Continuous PDE Dynamics Forecasting with Implicit Neural Representations
Yuan Yin, Matthieu Kirchmeyer, Jean-Yves Franceschi, Alain Rakotomamonjy, Patrick Gallinari
TL;DR
The paper introduces DINo, a space-time continuous framework for data-driven PDE forecasting that encodes spatial observations with implicit neural representations and evolves a latent state with a learned ODE, enabling predictions at arbitrary coordinates and horizons. By separating time and space through amplitude-modulated INRs and a latent dynamics model, DINo achieves strong generalization to new grids, resolutions, and manifolds while maintaining computational efficiency. The approach outperforms state-of-the-art baselines across diverse PDEs, including wave, Navier–Stokes, and spherical shallow-water systems, especially in challenging extrapolation and irregular-grid scenarios. The work demonstrates the practicality of continuous spatiotemporal forecasting and provides a scalable path toward real-world applications such as weather forecasting and climate modeling. Future directions include scaling to larger, real-world datasets and integrating dynamics change awareness.
Abstract
Effective data-driven PDE forecasting methods often rely on fixed spatial and / or temporal discretizations.
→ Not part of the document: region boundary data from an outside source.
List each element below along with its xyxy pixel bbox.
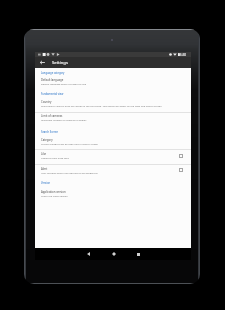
staticText: Limit of cameras — [41, 114, 63, 118]
button[interactable]: Recent apps — [126, 248, 151, 260]
staticText: Check the latest version — [41, 194, 68, 197]
staticText: Chosen category will be seen only in Sea… — [41, 142, 99, 145]
staticText: Cameras must have likes — [41, 156, 69, 159]
staticText: Settings — [52, 60, 68, 66]
staticText: Default language which you want to use — [41, 82, 87, 85]
staticText: 16:30 — [178, 53, 187, 57]
staticText: Category — [41, 138, 53, 142]
staticText: Alert — [41, 167, 48, 171]
staticText: Country — [41, 100, 52, 104]
staticText: Maximum number of cameras to display — [41, 118, 87, 121]
button[interactable]: Back — [76, 248, 101, 260]
button[interactable] — [35, 98, 191, 109]
staticText: Application version — [41, 190, 66, 194]
staticText: Alert cameras which are reported to be d… — [41, 171, 98, 174]
staticText: Language category — [41, 71, 65, 74]
button[interactable] — [35, 165, 191, 176]
button[interactable] — [35, 76, 191, 87]
button[interactable]: Navigate up — [35, 57, 49, 68]
button[interactable] — [35, 150, 191, 161]
staticText: Version — [41, 181, 51, 184]
staticText: Default language — [41, 78, 64, 82]
staticText: Fundamental view — [41, 92, 64, 95]
button[interactable]: Home — [101, 248, 126, 260]
button[interactable] — [35, 136, 191, 147]
button[interactable] — [35, 188, 191, 199]
staticText: Search Screen — [41, 130, 59, 133]
button[interactable] — [35, 112, 191, 123]
staticText: Like — [41, 152, 47, 156]
staticText: Select which country must be chosen in t… — [41, 104, 162, 107]
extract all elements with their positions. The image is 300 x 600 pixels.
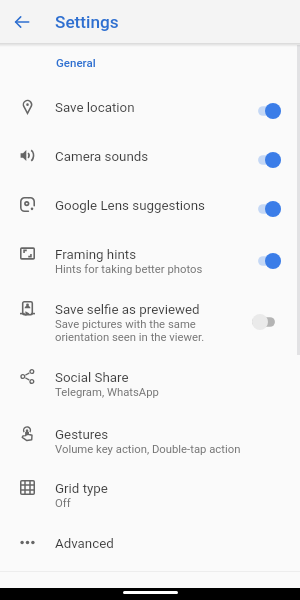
button[interactable]: Gestures — [0, 413, 300, 468]
button[interactable]: Save location — [0, 86, 300, 136]
staticText: Google Lens suggestions — [55, 198, 205, 214]
button[interactable]: Save selfie as previewed — [0, 288, 300, 356]
button[interactable]: Framing hints — [0, 233, 300, 289]
button[interactable]: Grid type — [0, 467, 300, 521]
staticText: Save location — [55, 100, 135, 116]
button[interactable]: On — [252, 201, 281, 217]
staticText: Volume key action, Double-tap action — [55, 443, 241, 456]
staticText: Advanced — [55, 536, 114, 552]
staticText: General — [56, 56, 96, 69]
staticText: Telegram, WhatsApp — [55, 386, 159, 399]
staticText: Save selfie as previewed — [55, 302, 200, 318]
button[interactable]: Advanced — [0, 522, 300, 572]
staticText: orientation seen in the viewer. — [55, 331, 205, 344]
staticText: Hints for taking better photos — [55, 263, 203, 276]
button[interactable]: Off — [252, 314, 281, 330]
button[interactable]: Navigate up — [0, 0, 43, 43]
staticText: Save pictures with the same — [55, 318, 196, 331]
staticText: Settings — [55, 12, 119, 32]
button[interactable]: Google Lens suggestions — [0, 184, 300, 233]
staticText: Social Share — [55, 370, 129, 386]
button[interactable]: On — [252, 103, 281, 119]
button[interactable]: On — [252, 152, 281, 168]
button[interactable]: Camera sounds — [0, 135, 300, 184]
button[interactable]: On — [252, 253, 281, 269]
staticText: Camera sounds — [55, 149, 149, 165]
button[interactable]: Social Share — [0, 356, 300, 412]
staticText: Grid type — [55, 481, 108, 497]
staticText: Off — [55, 497, 71, 510]
staticText: Framing hints — [55, 247, 137, 263]
staticText: Gestures — [55, 427, 109, 443]
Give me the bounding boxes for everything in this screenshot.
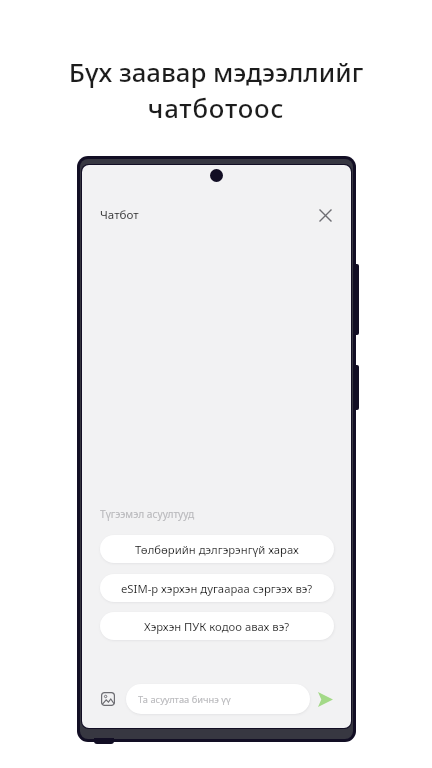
staticText: Түгээмэл асуултууд	[100, 507, 195, 521]
staticText: Төлбөрийн дэлгэрэнгүй харах	[135, 542, 299, 557]
staticText: Хэрхэн ПУК кодоо авах вэ?	[144, 619, 290, 634]
staticText: чатботоос	[0, 90, 432, 125]
staticText: Бүх заавар мэдээллийг	[0, 54, 432, 89]
button[interactable]: eSIM-р хэрхэн дугаараа сэргээх вэ?	[100, 574, 334, 602]
button[interactable]: Send	[317, 691, 333, 707]
staticText: Та асуултаа бичнэ үү	[138, 693, 231, 706]
button[interactable]: Close	[314, 204, 336, 226]
staticText: eSIM-р хэрхэн дугаараа сэргээх вэ?	[121, 581, 313, 596]
button[interactable]: Хэрхэн ПУК кодоо авах вэ?	[100, 612, 334, 640]
button[interactable]: Attach image	[100, 691, 116, 707]
button[interactable]: Та асуултаа бичнэ үү	[126, 684, 310, 714]
button[interactable]: Төлбөрийн дэлгэрэнгүй харах	[100, 535, 334, 563]
staticText: Чатбот	[100, 207, 139, 223]
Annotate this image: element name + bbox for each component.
This raises limitations in real-world applications like weather prediction where flexible extrapolation at arbitrary spatiotemporal locations is required. We address this problem by introducing a new data-driven approach, DINo, that models a PDE's flow with continuous-time dynamics of spatially continuous functions. This is achieved by embedding spatial observations independently of their discretization via Implicit Neural Representations in a small latent space temporally driven by a learned ODE. This separate and flexible treatment of time and space makes DINo the first data-driven model to combine the following advantages. It extrapolates at arbitrary spatial and temporal locations; it can learn from sparse irregular grids or manifolds; at test time, it generalizes to new grids or resolutions. DINo outperforms alternative neural PDE forecasters in a variety of challenging generalization scenarios on representative PDE systems.